Phan Oun, the director-general of the CCF, outlined plans to disseminate further information about safe rice wine production, as well as food safety and consumer protection laws, throughout the year.

He said another workshop would be held on September 13 in Pursat province. Similar events are scheduled for eight additional provinces.

“Our objective is to bolster knowledge about food safety and consumer protection, aligning with the first phase of the government’s Pentagonal Strategy. With the guidance of Minister of Commerce Cham Nimul, we have devised further action plans to reinforce food safety and protect consumer rights,” added Oun.

In a separate report, CCF has confirmed that the recent death of a man in Pnov village, Snam Preah commune, Bakan district of Pursat province, was not caused by wine poisoning as initially suspected.

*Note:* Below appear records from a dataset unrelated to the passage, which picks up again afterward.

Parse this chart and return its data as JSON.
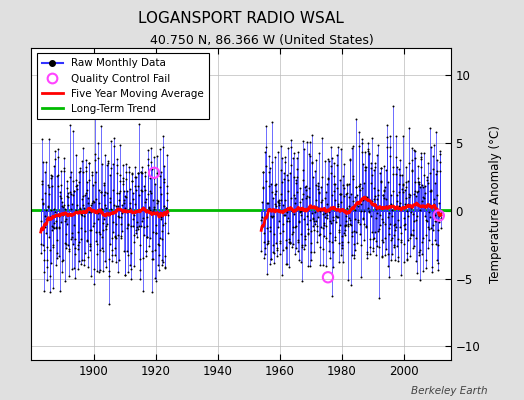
{
  "title": "LOGANSPORT RADIO WSAL",
  "subtitle": "40.750 N, 86.366 W (United States)",
  "ylabel": "Temperature Anomaly (°C)",
  "credit": "Berkeley Earth",
  "xlim": [
    1880,
    2015
  ],
  "ylim": [
    -11,
    12
  ],
  "yticks": [
    -10,
    -5,
    0,
    5,
    10
  ],
  "xticks": [
    1900,
    1920,
    1940,
    1960,
    1980,
    2000
  ],
  "gap_start": 1924,
  "gap_end": 1954,
  "segment1_start": 1883,
  "segment1_end": 1924,
  "segment2_start": 1954,
  "segment2_end": 2012,
  "long_term_trend_y": 0.05,
  "background_color": "#e0e0e0",
  "plot_bg_color": "#ffffff",
  "raw_line_color": "#3333ff",
  "raw_dot_color": "#000000",
  "moving_avg_color": "#ff0000",
  "trend_color": "#00bb00",
  "qc_fail_color": "#ff44ff",
  "qc_fail_points": [
    [
      1919.5,
      2.8
    ],
    [
      1975.5,
      -4.9
    ],
    [
      2011.2,
      -0.35
    ]
  ],
  "seed": 42
}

On September 7, a tragic incident occurred when Poan Rith, aged 40, passed away after consuming wine. Following the incident, a sample of the wine was collected for testing by CCF.

Oun told The Post on September 13 that the test results for the wine sample came back negative for poisonous or methanol substances. He suggested that the cause of death may have been related to other factors, possibly excessive wine consumption.